The original code includes a short method for validating the model. I have included five more word pairs that are good representations of the corpus. These were instrumental in determining which iterations of the model were the strongest representations of the corpus. You can find the Latin American validation data [here] (https://drive.google.com/file/d/1k75cYaVa8hmUtyoxOsi_0HX_mNmldD4B/view?usp=sharing) and the Europen validation data [here](https://drive.google.com/file/d/1oFj3rbjzaCtJgTvN0LvwPfVmyxIigJuo/view?usp=sharing).

In [None]:
## Evaluate the Model

You can run this test by hitting `command-return` or `control-return` to run one line a time, or just hit the green button in the top right of the code block below. 

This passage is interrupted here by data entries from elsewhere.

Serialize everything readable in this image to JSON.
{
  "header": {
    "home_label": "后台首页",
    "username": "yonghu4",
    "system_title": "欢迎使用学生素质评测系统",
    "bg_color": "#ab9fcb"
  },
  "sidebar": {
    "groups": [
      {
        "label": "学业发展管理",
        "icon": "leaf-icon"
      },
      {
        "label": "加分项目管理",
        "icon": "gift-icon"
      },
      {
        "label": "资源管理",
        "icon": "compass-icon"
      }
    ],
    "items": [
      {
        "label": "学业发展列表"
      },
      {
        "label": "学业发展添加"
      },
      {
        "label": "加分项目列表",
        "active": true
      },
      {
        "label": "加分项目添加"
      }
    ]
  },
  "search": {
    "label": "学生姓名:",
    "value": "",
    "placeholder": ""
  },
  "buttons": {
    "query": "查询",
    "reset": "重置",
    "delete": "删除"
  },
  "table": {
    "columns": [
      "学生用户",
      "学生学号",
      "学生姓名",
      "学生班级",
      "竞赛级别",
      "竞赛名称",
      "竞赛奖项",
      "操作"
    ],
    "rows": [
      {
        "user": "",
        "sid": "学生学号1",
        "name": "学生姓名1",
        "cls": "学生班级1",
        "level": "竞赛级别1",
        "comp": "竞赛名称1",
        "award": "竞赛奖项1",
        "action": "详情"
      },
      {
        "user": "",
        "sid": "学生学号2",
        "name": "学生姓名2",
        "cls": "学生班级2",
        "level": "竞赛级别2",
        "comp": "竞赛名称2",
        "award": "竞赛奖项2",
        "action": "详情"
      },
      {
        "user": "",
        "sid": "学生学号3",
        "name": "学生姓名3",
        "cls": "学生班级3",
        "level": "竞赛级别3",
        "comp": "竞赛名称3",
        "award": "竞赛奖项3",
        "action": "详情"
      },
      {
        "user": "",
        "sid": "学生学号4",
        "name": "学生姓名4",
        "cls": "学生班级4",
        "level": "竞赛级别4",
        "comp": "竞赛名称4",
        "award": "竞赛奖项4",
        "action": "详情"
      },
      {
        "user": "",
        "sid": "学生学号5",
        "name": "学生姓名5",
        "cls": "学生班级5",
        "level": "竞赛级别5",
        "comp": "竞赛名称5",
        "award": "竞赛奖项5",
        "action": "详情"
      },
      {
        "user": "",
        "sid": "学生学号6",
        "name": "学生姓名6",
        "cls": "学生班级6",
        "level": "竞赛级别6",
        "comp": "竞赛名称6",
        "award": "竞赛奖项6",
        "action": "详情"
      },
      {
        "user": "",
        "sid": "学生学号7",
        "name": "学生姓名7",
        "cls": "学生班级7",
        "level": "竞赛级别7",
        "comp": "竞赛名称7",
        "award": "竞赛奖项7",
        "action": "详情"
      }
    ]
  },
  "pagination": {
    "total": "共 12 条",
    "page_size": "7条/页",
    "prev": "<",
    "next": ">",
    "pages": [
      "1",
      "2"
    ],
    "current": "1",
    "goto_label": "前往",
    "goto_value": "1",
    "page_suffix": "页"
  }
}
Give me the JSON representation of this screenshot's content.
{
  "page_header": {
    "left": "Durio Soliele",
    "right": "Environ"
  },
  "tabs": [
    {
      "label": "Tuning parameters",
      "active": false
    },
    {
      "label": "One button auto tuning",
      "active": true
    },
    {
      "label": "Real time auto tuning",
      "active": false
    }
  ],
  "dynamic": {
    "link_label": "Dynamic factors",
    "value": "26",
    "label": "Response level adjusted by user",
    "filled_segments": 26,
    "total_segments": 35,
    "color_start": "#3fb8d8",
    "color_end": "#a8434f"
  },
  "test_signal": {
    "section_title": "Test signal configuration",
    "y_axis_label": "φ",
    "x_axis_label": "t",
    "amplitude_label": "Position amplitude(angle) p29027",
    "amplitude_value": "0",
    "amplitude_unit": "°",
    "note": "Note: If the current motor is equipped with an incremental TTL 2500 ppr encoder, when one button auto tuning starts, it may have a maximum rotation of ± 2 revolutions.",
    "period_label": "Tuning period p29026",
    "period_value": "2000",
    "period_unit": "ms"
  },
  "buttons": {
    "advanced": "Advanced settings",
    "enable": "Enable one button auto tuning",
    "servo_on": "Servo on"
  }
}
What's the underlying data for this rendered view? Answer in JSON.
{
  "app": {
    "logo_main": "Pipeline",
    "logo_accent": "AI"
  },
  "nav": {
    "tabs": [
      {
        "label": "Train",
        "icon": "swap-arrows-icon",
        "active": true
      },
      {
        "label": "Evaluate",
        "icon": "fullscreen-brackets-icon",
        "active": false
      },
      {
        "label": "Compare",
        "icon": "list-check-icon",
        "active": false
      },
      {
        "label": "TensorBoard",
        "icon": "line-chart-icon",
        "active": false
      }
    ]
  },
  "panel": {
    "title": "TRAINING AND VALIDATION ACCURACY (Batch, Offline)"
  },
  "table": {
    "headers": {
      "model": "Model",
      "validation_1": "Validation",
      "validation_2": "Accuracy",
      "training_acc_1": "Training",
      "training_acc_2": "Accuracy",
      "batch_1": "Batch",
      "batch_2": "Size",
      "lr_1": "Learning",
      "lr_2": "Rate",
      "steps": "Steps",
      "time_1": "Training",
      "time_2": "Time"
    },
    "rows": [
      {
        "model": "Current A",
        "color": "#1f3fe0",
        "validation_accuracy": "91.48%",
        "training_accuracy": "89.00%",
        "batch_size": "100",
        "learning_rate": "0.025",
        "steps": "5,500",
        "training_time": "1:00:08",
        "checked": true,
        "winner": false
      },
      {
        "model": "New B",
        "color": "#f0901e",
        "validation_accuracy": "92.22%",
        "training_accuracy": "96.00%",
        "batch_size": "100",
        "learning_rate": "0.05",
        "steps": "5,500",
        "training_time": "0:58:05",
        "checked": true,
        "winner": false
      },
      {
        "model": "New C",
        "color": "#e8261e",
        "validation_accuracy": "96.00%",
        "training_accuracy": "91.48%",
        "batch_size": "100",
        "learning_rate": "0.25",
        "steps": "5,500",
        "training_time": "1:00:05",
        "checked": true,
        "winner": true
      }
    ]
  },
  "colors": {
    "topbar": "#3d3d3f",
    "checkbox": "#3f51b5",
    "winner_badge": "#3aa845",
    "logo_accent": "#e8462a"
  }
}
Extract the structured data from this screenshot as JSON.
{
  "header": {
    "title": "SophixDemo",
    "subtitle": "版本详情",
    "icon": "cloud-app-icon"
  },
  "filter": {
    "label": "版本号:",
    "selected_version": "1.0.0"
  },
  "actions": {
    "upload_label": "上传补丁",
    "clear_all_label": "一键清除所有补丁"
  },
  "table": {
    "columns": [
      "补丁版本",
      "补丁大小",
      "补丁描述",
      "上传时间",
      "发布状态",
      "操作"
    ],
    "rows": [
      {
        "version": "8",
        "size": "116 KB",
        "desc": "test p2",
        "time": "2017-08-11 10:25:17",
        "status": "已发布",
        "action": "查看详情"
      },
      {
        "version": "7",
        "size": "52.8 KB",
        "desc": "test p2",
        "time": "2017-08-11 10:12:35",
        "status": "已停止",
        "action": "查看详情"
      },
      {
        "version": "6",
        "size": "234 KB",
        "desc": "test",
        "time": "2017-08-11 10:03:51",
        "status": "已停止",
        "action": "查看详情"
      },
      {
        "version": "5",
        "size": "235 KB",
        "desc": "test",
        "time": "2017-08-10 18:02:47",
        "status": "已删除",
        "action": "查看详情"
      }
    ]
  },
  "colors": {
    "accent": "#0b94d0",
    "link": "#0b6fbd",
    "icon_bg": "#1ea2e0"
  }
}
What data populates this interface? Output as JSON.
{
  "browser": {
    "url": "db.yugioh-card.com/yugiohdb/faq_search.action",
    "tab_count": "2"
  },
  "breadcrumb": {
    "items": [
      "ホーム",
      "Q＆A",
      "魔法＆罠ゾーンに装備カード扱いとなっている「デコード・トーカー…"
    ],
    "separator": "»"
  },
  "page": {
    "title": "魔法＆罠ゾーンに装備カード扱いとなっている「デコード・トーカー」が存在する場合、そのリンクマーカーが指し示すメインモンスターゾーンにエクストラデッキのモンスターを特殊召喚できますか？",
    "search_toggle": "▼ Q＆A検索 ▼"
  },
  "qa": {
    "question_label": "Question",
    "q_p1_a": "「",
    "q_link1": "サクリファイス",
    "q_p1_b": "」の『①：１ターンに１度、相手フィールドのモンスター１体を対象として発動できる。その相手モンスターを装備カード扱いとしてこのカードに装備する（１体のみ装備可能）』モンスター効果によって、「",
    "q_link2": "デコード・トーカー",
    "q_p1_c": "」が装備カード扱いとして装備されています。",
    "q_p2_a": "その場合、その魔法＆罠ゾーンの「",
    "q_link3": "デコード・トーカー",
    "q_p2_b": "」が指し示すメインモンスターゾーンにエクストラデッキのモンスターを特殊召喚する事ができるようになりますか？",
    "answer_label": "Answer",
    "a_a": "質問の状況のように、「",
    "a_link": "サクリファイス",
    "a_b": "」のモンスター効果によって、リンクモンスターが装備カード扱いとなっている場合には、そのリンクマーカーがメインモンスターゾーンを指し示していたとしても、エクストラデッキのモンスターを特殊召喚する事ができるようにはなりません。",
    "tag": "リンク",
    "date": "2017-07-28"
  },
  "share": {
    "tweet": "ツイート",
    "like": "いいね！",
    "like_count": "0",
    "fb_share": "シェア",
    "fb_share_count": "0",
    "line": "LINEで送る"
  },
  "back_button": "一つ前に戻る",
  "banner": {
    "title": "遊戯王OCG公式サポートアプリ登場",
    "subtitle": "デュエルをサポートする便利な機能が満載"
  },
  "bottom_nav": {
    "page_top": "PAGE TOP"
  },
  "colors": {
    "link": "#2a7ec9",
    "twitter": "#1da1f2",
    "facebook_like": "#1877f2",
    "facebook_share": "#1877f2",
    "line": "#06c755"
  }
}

files_list  = list.files(pattern="*.bin$", recursive=TRUE)

rownames <- c()

data_frame <- data.frame()
data = list(c("away", "off"),
            c("before", "after"),
            c("cause", "effects"),
            c("children", "parents"),
            c("come", "go"),
            c("day", "night"),
            c("first", "second"),
            c("good", "bad"),
            c("last", "first"),
            c("kind", "sort"),
            c("leave", "quit"),
            c("life", "death"),
            c("girl", "boy"),
            c("little", "small"),
            c("oil", "petroleum"),
            c("state", "department"),
            c("confidential", "secret"),
            c("east", "west"),
            c("aid", "assistance"))


data_list = list()

for(fn in files_list) {
  
  wwp_model = read.vectors(fn)
  sims <- c()
  for(pairs in data)
  {
    vector1 <- c()
    for(x in wwp_model[[pairs[1]]]) {
      vector1 <- c(vector1, x)
    }
    
    vector2 <- c()
    for(x in wwp_model[[pairs[2]]]) {
      vector2 <- c(vector2, x)
    }
    
    sims <- c(sims, cosine(vector1, vector2))
    f_name <- strsplit(fn, "/")[[1]][[2]]
    data_list[[f_name]] <- sims
  }
  
}

for(pairs in data) {
  rownames <- c(rownames, paste(pairs[1], pairs[2], sep="-"))
}

results <- structure(data_list,
                     class     = "data.frame",
                     row.names = rownames
)

write.csv(file="output/model-test-results.csv", x=results)